Calling things by their true name¶
What’s cool about JSON-LD is that it takes your API and makes it interoperable with RDF. And what’s cool about RDF — if you’ll accept that there’s anything cool about RDF — is that it can assign everything a name, and that name is meaningful and globally unique.
Naming things is one of the traditional “hard problems of computer science”, so this actually matters. And the way RDF names things should be immediately understandable to every developer: names are URLs.
Following the fantasy trope, when you know the true name of something, you have power over it.
Having the URL for a term in RDF tells you whether it’s the same as something you already know about. Computationally, you know more about what “JSON” is if you know it’s the same as https://www.wikidata.org/wiki/Q2063 or http://dbpedia.org/resource/JSON.
And if you have the URL for something that you don’t already know about, you can usually go to that URL and find more information. For example, that’s how you’d confirm that Wikidata’s “Q2063” and DBPedia’s “JSON” are the same thing as each other. That’s what makes all of this information “Linked Data”, not just data.
When you say “URL”, you must actually mean “IRI”.
It’s good to talk to you again, Imaginary Interlocutor, but do you have to be such a web-standards pedant? Nobody knows what an IRI is.
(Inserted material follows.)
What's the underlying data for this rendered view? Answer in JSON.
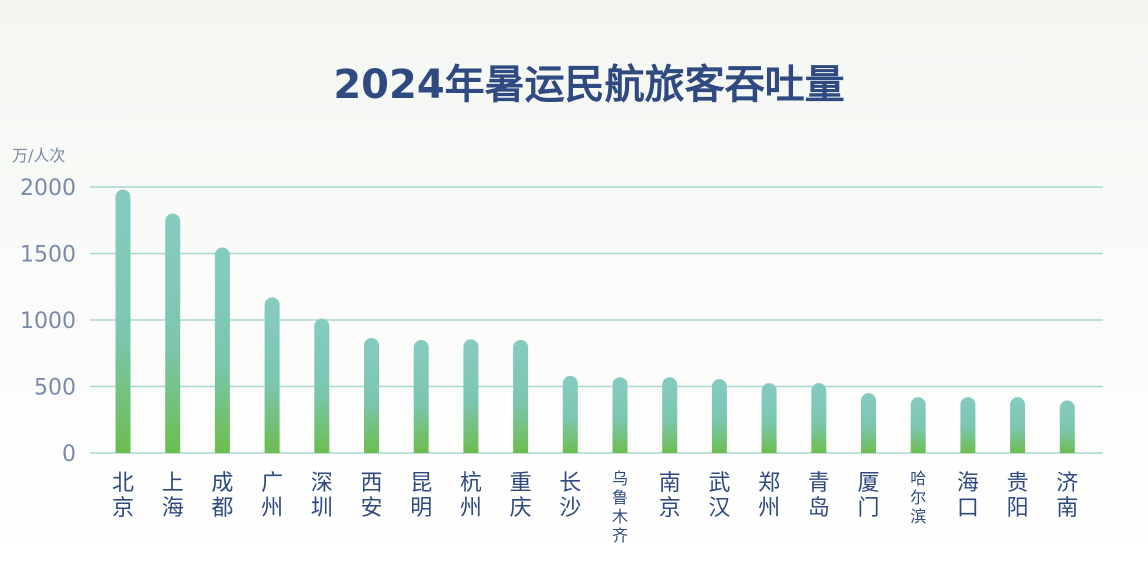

I’m going to keep calling these URLs, especially because I really do intend every one of them that I produce to locate a resource.
The names in ConceptNet may look like ad-hoc identifiers, like "/c/en/knowledge_graph"
and "cc:by-sa/4.0"
. The property names, such as "dataset"
, look pretty ad-hoc too. But these are just short nicknames, and via JSON-LD, we can find the true names of all of these:
The way to turn the strings in the API response into these true names is using ConceptNet’s JSON-LD context. Don’t get too bogged down in it right now. One thing it provides is prefixes that let us use shorter names for things. Here’s the prefix that lets "cc:by-sa/4.0"
point to the Creative Commons URL above:
"cc": "http://creativecommons.org/licenses/",
It also has a base URL, for interpreting relative URLs such as /c/en/knowledge_graph
. The base URL happens to be the URL of the context itself, because why not:
"@base": "http://api.conceptnet.io/ld/conceptnet5.6/context.ld.json",
Some of the property names are things that we define. This line says that “weight” is a property that’s defined in ConceptNet’s context (cn:
for short), and its value is a floating-point number:
"weight": {"@id": "cn:weight", "@type": "xsd:float"},
Some of the properties are already meaningfully defined elsewhere. For example, we can have “comment” fields in API responses. Its values are strings to be read by the API user. This notion of a comment already exists in RDF Schema.
"comment": {"@id": "rdfs:comment", "@type": "xsd:string"},
With this line, we can specify that when we say “comment”, we mean “rdfs:comment”, which when you expand the prefix means “http://www.w3.org/2000/01/rdf-schema#comment“.
Let’s take a step back. What do you do with this kind of information?
I think the most likely user who cares about the linked data in ConceptNet is someone who’s building something larger out of ConceptNet and other resources. This would match my experience in building ConceptNet, where the inputs that are available in RDF are the ones I can be confident that I’m handling correctly, even if they update in the future.
Let’s talk about how things used to be with WordNet. If I want to refer to a particular item in WordNet, such as the synset {example, instance, illustration, representative}, there are a number of ways I could describe it, and most of them probably wouldn’t be consistent with anything else. I could give you synset names that you can look up, such as example.n.01
or illustration.n.03
. These numbers might change with new versions of WordNet, and there’s no way to inherently know that they refer to the same thing.
I could also give you an internal ID such as 05828980-n
, which at least is a single name for the synset, but all of these IDs would change with new releases of WordNet.
And this really got better because of RDF?
Yep. When using multiple data sources that are based on WordNet, you used to need a table that tells you which IDs are the same as which other IDs — basically a kind of Rosetta stone lining up names and numbers from different versions of WordNet. Hopefully some researcher somewhere has made the table you need.
But the fact that WordNet is in RDF now means that I know the global, true name that I can call this WordNet entry: http://wordnet-rdf.princeton.edu/id/05828980-n. I don’t need a Rosetta stone to know what this URL refers to. I can even go to that URL to find out more about it.
But that’s just the same internal ID shoved into a URL. How does that make a difference?
Putting it into a URL means that it’s more than just an internal ID now. Regardless of where the ID number came from originally, it’s an implicit promise that this URL consistently refers to the synset {example, instance, illustration, representative}.
And, importantly, it suggests that if you’re building something on top of WordNet, you should use the same URL to identify the same synset. These wordnet-rdf URLs are also used by the Open Multilingual WordNet project, so you can be sure of when terms in different languages are intended to refer to the same thing, and you can align the data OMW provides with WordNet data you get from other sources.